けど一度やってしまうとその後は堕ち、際限が無くなってしまうのは自分の性格上よく分かっている。
推しと付き合って同棲しているだけでも十分だというのに、これ以上を望むのは欲張りがすぎるというものだ。
……でも夏月さん公認、だし。
……この世界的にはそれが望ましい、らしいし。
外堀が埋められているというか、実は俺が外堀だと思っていたものはただの絵で、本当はいつでも落とせる状態にあるみたいな。
男性の意思が尊重されているから見逃されているだけで、隙あらばいつでも囲いの準備が出来ていそう。

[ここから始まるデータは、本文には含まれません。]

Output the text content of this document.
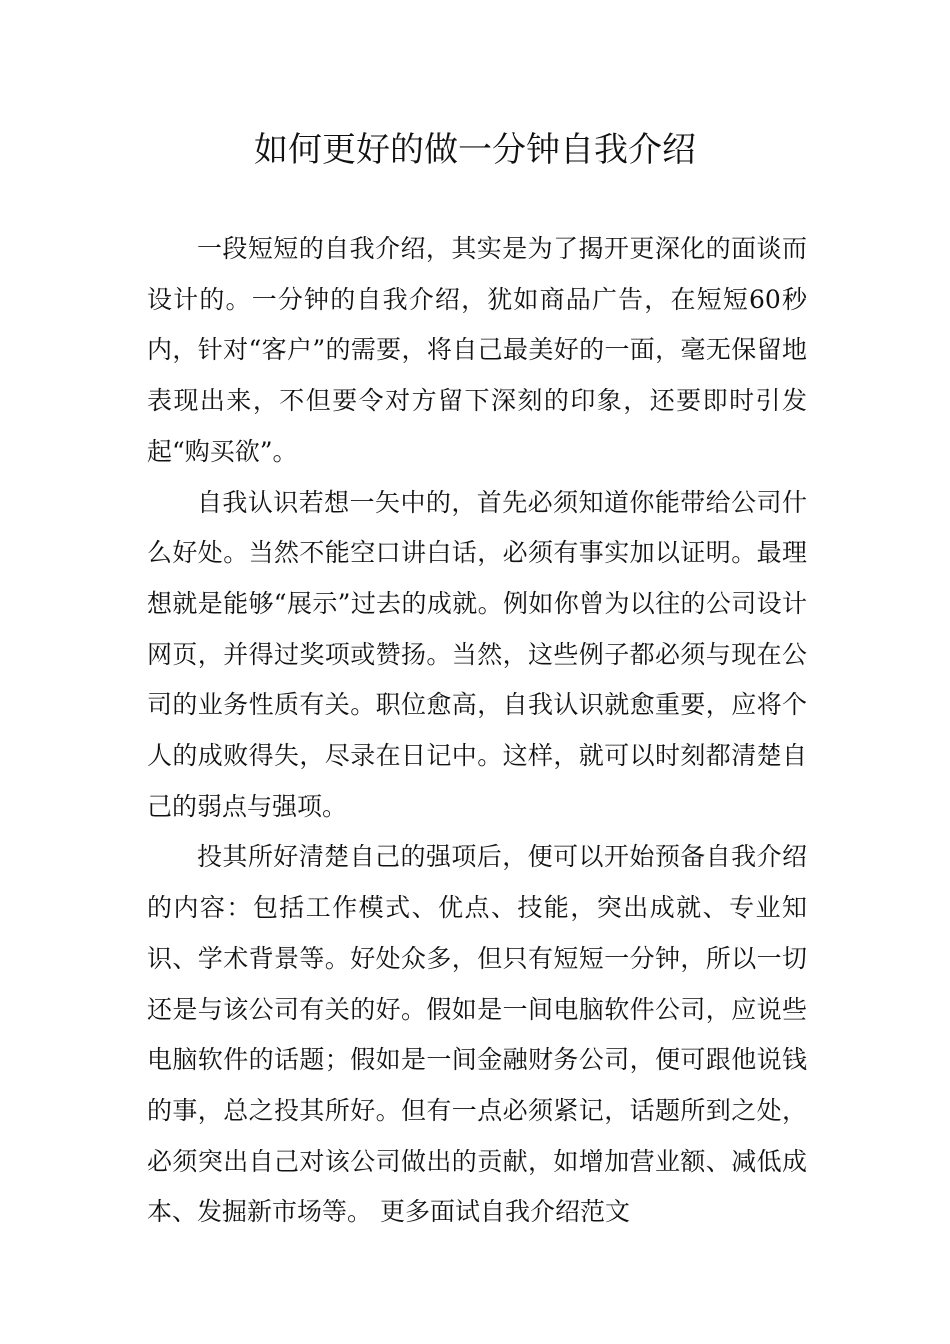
如何更好的做一分钟自我介绍

一段短短的自我介绍，其实是为了揭开更深化的面谈而设计的。一分钟的自我介绍，犹如商品广告，在短短60秒内，针对“客户”的需要，将自己最美好的一面，毫无保留地表现出来，不但要令对方留下深刻的印象，还要即时引发起“购买欲”。

自我认识若想一矢中的，首先必须知道你能带给公司什么好处。当然不能空口讲白话，必须有事实加以证明。最理想就是能够“展示”过去的成就。例如你曾为以往的公司设计网页，并得过奖项或赞扬。当然，这些例子都必须与现在公司的业务性质有关。职位愈高，自我认识就愈重要，应将个人的成败得失，尽录在日记中。这样，就可以时刻都清楚自己的弱点与强项。

投其所好清楚自己的强项后，便可以开始预备自我介绍的内容：包括工作模式、优点、技能，突出成就、专业知识、学术背景等。好处众多，但只有短短一分钟，所以一切还是与该公司有关的好。假如是一间电脑软件公司，应说些电脑软件的话题；假如是一间金融财务公司，便可跟他说钱的事，总之投其所好。但有一点必须紧记，话题所到之处，必须突出自己对该公司做出的贡献，如增加营业额、减低成本、发掘新市场等。 更多面试自我介绍范文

秋凛さんはどう思っているのだろうと見てみれば、夏月さんに『心の準備がまだできてない』と言いつつもどこか嬉しそうに見えた。
──ああ。
自分の事だけを考えていたけれど、女性からしてみたら男性の相手ができるだけでとても嬉しく、幸せな事なんだ。
もしかしたら俺でなくてもよかった事なのかもしれないけれど、でも今この場にいるのは俺なのだ。
「優君も、キチンと責任持たないとだよ? ……まだって言うのなら、私は優君の意思を尊重するけれど」
「いや、ちゃんと責任取るよ。男だもの」
ふとした時、なんで俺がここに来たんだろうと考えたりする。
答えなんて分かるはずもないけれど。
こうして推しと付き合えるよう神様がプレゼントをしてくれるほど、俺は良い子ちゃんであった訳じゃない。
特に可もなく不可もない平凡な生き方をしていただけだが、こうしてここにいる。
色々とあったけれど、今。
俺は
「──ぇ」
「夏月、ちゃん? …………あ、えっ、優ちゃん、本当に今からっ?」
「その為に今日、来たんですよね?」
「そ、そうだけれど……」
座ったままでいる秋凛さんの手を引いて立ち上がらせ、ベッドまで移動しようとした時。
「夏月さん……?」
服の端を掴まれ、引っ張られたため足を止めて振り返れば。
よく分からない表情をした夏月さんがジッと俺の事を見ていた。
「…………」
「大丈夫?」
「あ、うん。ごめんね? 大丈夫だから気にしないで」
声をかけるとパッと手を離し、さっさとヤることヤってくるよう促してくる。
その様子から先ほどのはちょっとした悪戯だと思い、秋凛さんを連れ寝室へと向かう。
この時、パタンと閉まるドアの音がいつもよりも大きく聞こえたような気がした。
───
一夫多妻なので基本的に独占欲はそこまで無いと、前にどこかで書いた気がしますが。
種無しでもないのに、自分しか見ない男性と約三ヶ月も一緒にいれば眠っていたものも起きる訳で。
最初はメンバーと一緒がいいな、早く囲ってくれないかなと思っていた夏月だったが。
今ではずっとこのまま二人がいいなと思い始めた途端、自身の知らないところで気付けば声をかけており。
まだ手を出さないだろうと思っていたら、何の気まぐれか抱くと言い始める主人公。